Les bandelettes sont cousues bord à bord à la main, pour former de grandes pièces de tissu.
Ces cotons sont trempés dans une teinture végétale réalisée à base de feuilles qui offre une couleur beige voire ambrée, technique traditionnelle de teinture.
Le limon provient de marigots et est riche en sels ferreux.
La réaction chimique entre l’oxyde ferrique et l’acide tannique donnera la couleur noir caractéristique du bogolan.
Un processus de teinture complexe requérant plusieurs rinçages dans la boue et de l’eau, puis de multiples séchages au soleil.
D’autres motifs apparaitront ensuite sous l’effet de différents bains de plantes tinctoriales en fonction du dessin et des couleurs souhaités, tracés à l’aide de bâtonnets de bois.

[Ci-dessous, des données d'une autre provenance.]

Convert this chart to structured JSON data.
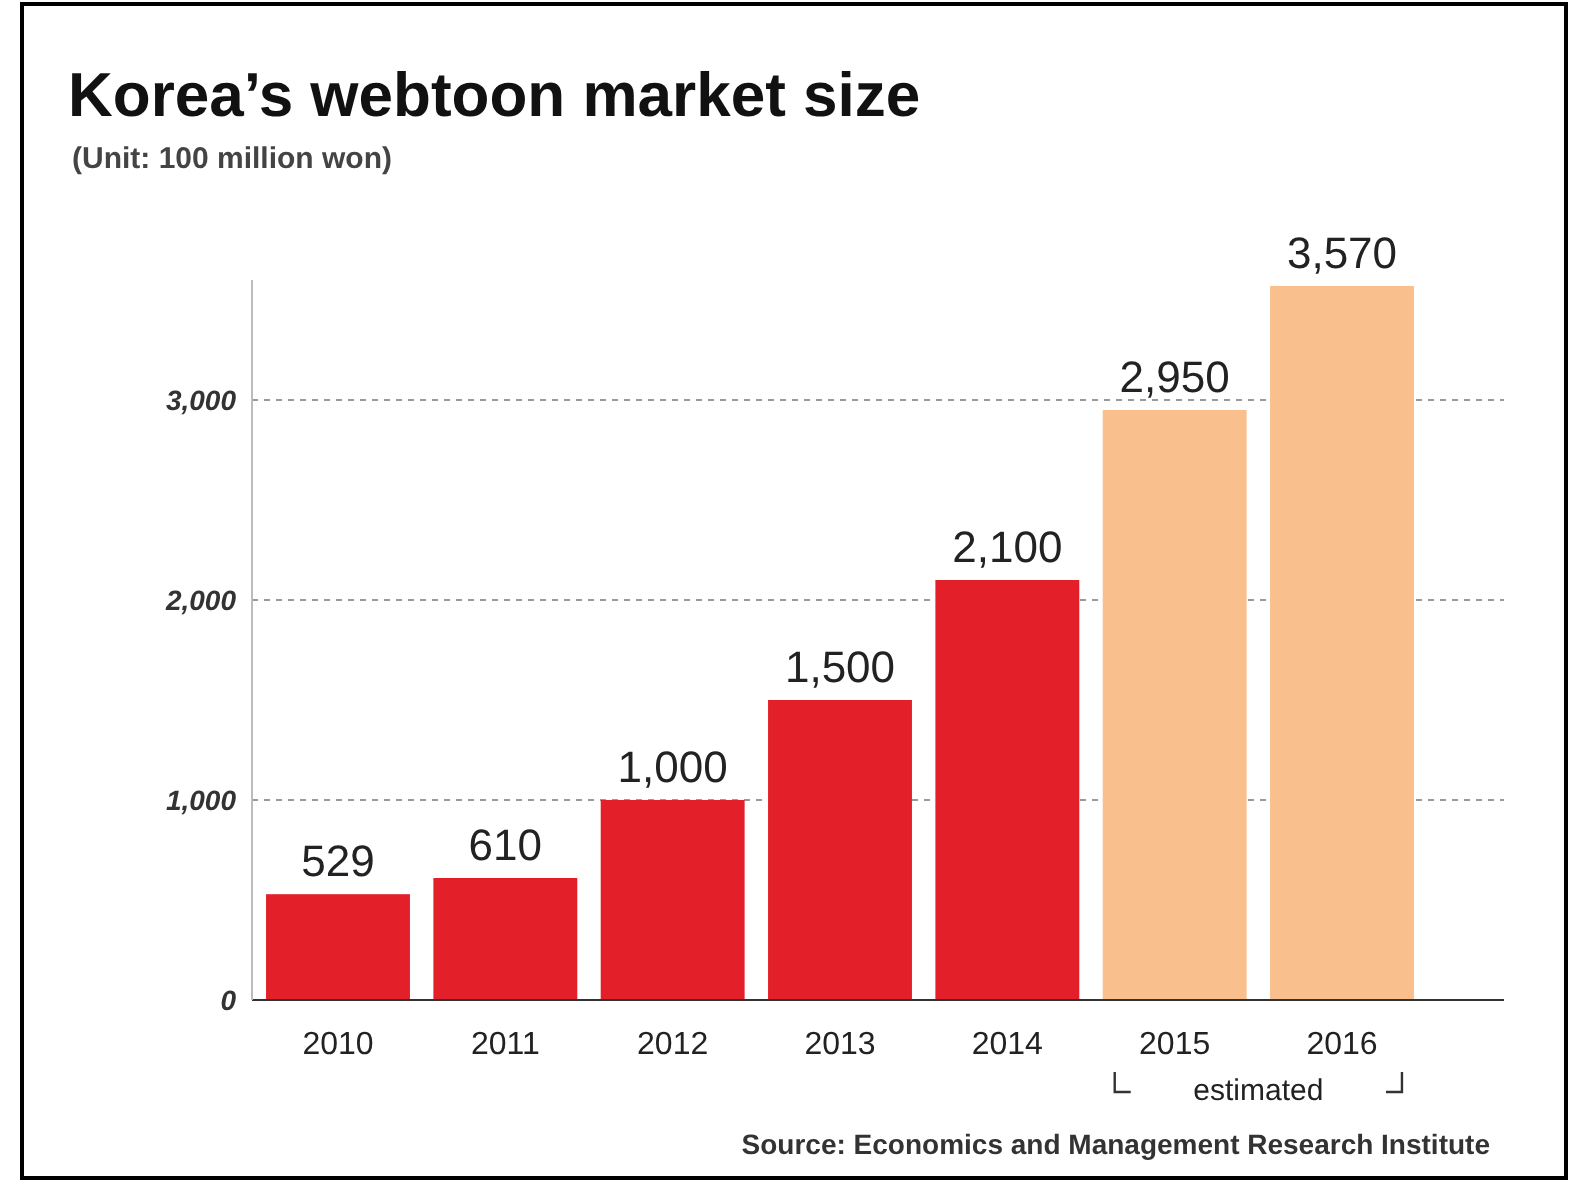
{
  "chart_data": {
    "type": "bar",
    "title": "Korea’s webtoon market size",
    "subtitle": "(Unit: 100 million won)",
    "categories": [
      "2010",
      "2011",
      "2012",
      "2013",
      "2014",
      "2015",
      "2016"
    ],
    "values": [
      529,
      610,
      1000,
      1500,
      2100,
      2950,
      3570
    ],
    "colors": [
      "#e3202a",
      "#e3202a",
      "#e3202a",
      "#e3202a",
      "#e3202a",
      "#f9c08d",
      "#f9c08d"
    ],
    "value_labels": [
      "529",
      "610",
      "1,000",
      "1,500",
      "2,100",
      "2,950",
      "3,570"
    ],
    "ylim": [
      0,
      3600
    ],
    "yticks": [
      0,
      {
        "value": 1000,
        "label": "1,000"
      },
      {
        "value": 2000,
        "label": "2,000"
      },
      {
        "value": 3000,
        "label": "3,000"
      }
    ],
    "grid": "y",
    "annotations": [
      "estimated",
      "Source: Economics and Management Research Institute"
    ]
  }
}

A l’origine, chacun des motifs sur le bogolan revêtait un sens particulier, destiné aux épouses, aux filles, aux jeunes mariés, aux chasseurs, aux sorciers et étaient porteurs d’une véritable valeur mystique.
Les artisans s’inspiraient de la nature, d’éléments de la vie quotidienne en Afrique.
Désormais, il s’agit surtout de dessins décoratifs, motifs abstraits ou géométriques.